L’Amazonie est colorée, mais monochrome. C’est un espace vert, avec peu de couleurs. Je ne peux pas photographier en couleurs. C’est très difficile de la dominer : au moment de mettre en image, les couleurs vives deviennent très importantes. Le noir et blanc présente une gamme de gris. Cela crée une abstraction qui me permet de me concentrer sur le sujet qui m’intéresse : la dignité des gens. 

Sebastião Salgado devant les photos de son exposition “Amazônia” en cours d’accrochage au Palais des Papes d’Avignon (Photos : Sonia Garcia Tahar)


J’ai eu beaucoup de chance de commencer ce projet en 2013 ! Au moment où je l’achevais, en 2019, beaucoup d’autorisations ne m’auraient pas été accordées. En effet, la FUNAI (Fondation Nationale de l’Indien) dépend du ministère de l’Intérieur. C’est grâce à elle que 25,2% des territoires indiens sont préservés. Or, Bolsonaro a remplacé à sa tête les gens qui étaient d’une grande culture, des scientifiques. À la place du président de la FUNAI, il y a désormais un commissaire de police. Et tous les indigénistes, sociologues, ont été remplacés par des cadres de l’armée et de la police. Au lieu de travailler à la protection des populations indigènes, ils ont travaillé à l’agrobusiness. La FUNAI ne reconnait plus la protection des territoires indigènes. Elle a complètement affaibli la protection de ces territoires et en a permis la pénétration. La deuxième institution, celle des Parcs Nationaux (IBAMA : Institut Brésilien de l’Environnement et des ressources naturelles renouvelables) est liée au ministère de l’Environnement. 24,9% de l’espace amazonien avait été transformé en parcs nationaux par l’IBAMA. C’est l’IBAMA qui donnait toutes les amendes aux fermiers qui détruisaient la forêt. Bolsonaro a renvoyé tous les techniciens en poste et a placé des policiers à la place. Bolsonaro a été l’agent le plus actif de la destruction des espaces protégés de l’Amazonie : ouverture aux orpailleurs, aux propriétaires agricoles qui aujourd’hui volent du bois dans les parcs nationaux, développement de la pêche illégale… Il a enlevé toutes les barrières de protection du territoire amazonien. Jamais ces gens-là ne m’auraient donné les autorisations pour mon projet, car ils dépendent de l’exécutif. D’autant plus qu’à l’époque, c’est l’armée brésilienne elle-même qui m’avait emmené dans ses missions pour réaliser mes vues aériennes de la forêt. Heureusement que j’ai pu finir mon travail en 2019 ! 

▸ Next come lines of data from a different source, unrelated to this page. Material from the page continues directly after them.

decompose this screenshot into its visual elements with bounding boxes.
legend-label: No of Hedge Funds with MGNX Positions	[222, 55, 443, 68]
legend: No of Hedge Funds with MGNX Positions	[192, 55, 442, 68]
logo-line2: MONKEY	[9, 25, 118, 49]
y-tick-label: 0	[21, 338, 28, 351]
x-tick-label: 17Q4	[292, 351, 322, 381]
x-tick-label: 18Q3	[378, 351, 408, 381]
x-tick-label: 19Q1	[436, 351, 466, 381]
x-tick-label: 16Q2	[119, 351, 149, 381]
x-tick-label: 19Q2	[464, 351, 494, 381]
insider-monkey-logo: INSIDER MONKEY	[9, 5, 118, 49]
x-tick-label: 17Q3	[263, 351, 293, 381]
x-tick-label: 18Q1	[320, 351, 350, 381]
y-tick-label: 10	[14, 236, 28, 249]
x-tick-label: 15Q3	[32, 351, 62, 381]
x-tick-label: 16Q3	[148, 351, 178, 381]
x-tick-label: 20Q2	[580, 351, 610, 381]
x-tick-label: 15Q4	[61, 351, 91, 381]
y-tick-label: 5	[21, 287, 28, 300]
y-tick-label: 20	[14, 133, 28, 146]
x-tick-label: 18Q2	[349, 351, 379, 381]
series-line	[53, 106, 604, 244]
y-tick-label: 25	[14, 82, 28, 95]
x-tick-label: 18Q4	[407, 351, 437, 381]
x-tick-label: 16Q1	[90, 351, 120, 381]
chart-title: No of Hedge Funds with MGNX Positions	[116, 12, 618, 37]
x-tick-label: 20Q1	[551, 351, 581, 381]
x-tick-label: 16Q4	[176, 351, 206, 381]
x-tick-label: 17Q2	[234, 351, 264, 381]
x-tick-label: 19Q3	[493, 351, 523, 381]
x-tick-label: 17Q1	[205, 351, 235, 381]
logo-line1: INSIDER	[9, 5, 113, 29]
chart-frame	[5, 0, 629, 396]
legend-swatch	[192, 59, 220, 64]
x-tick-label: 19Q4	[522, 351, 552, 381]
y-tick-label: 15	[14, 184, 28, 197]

Sebastião Salgado montrant sur son portable une photo d’un homme s’adonnant à la pêche illégale en Amazonie. (Photo : Sonia Garcia Tahar)

Elles sont très inquiétées. Je pense notamment aux Yanomami qui ont vu débouler 22 000 orpailleurs sur leurs territoires : une invasion. L’assassinat des deux journalistes Dom Philips et Bruno Pereira en juin dernier est le sommet de l’iceberg. Ils étaient justement en train de faire un reportage sur les pêcheurs illégaux qui ont envahi la vallée de Javari. S’ils avaient été brésiliens, on en aurait parlé à peine : l’assassinat des leaders indiens est monnaie courante. Jamais ce mouvement des indiens environnementalistes n’a été si menacé. Et en même temps, jamais il n’a été si puissant.[2]

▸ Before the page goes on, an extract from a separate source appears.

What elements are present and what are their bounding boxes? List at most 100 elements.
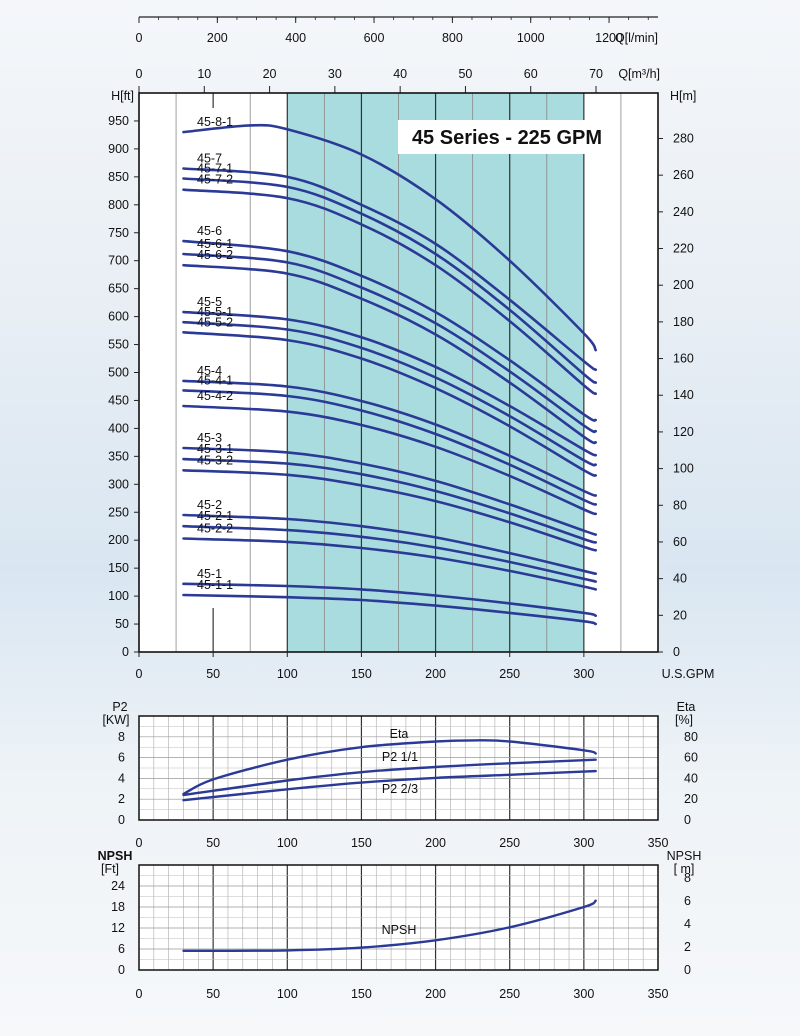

J’ai lancé ce projet dans les années 1990 après avoir couvert les génocides au Rwanda. Une expérience très éprouvante : j’en étais vraiment malade ! Et j’ai totalement abandonné la photographie. Mes parents, très âgés, m’ont transmis leur ferme, dans la vallée du Rio Doce, dans l’État de Minas Gerais. C’est là que je suis né, et, à l’époque de mon enfance, la propriété était entourée de forêt tropicale. Lorsque j’en ai hérité, la terre était très endommagée, tout avait été détruit et rasé, y compris par mon père, pour installer des fermes et des pâturages. Ma femme, Lélia Wanick Salgado, a eu l’idée de replanter. En 1998, nous avons obtenu le classement de transformation de cette terre en parc national. Cela a été des années de luttes avec l’administration pour faire accepter qu’une terre dégradée devienne parc national. L’année suivante, on a planté des arbres sur 800 hectares. Aujourd’hui, il y a trois millions d’arbres de 300 espèces autochtones différentes, dont nous avons collecté les semences dans la périphérie. Nous avons vu le retour des jaguars et des singes, et de plus de 170 espèces d’oiseaux. Nous avons commencé à travailler à la formation des paysans : plus de trois cents fermiers collaborent avec nous. Nous accueillons un lycée technique agricole. Certains jeunes élèves deviennent des techniciens environnementaux, et comme ils sont fils de fermiers, nous avons les fermiers avec nous ! Aujourd’hui, notre mission est la récupération des sources d’eau. Les arbres sont les cheveux de la terre : ils ménagent des espaces d’humidité qui préservent du soleil. Il faut 500 arbres pour récupérer une source tarie. Nous sommes en train de travailler sur des milliers de sources d’eau ! Nous avons déjà planté dans 1500 fermes, de petits ou grands exploitants. Le problème de l’eau a disparu ! 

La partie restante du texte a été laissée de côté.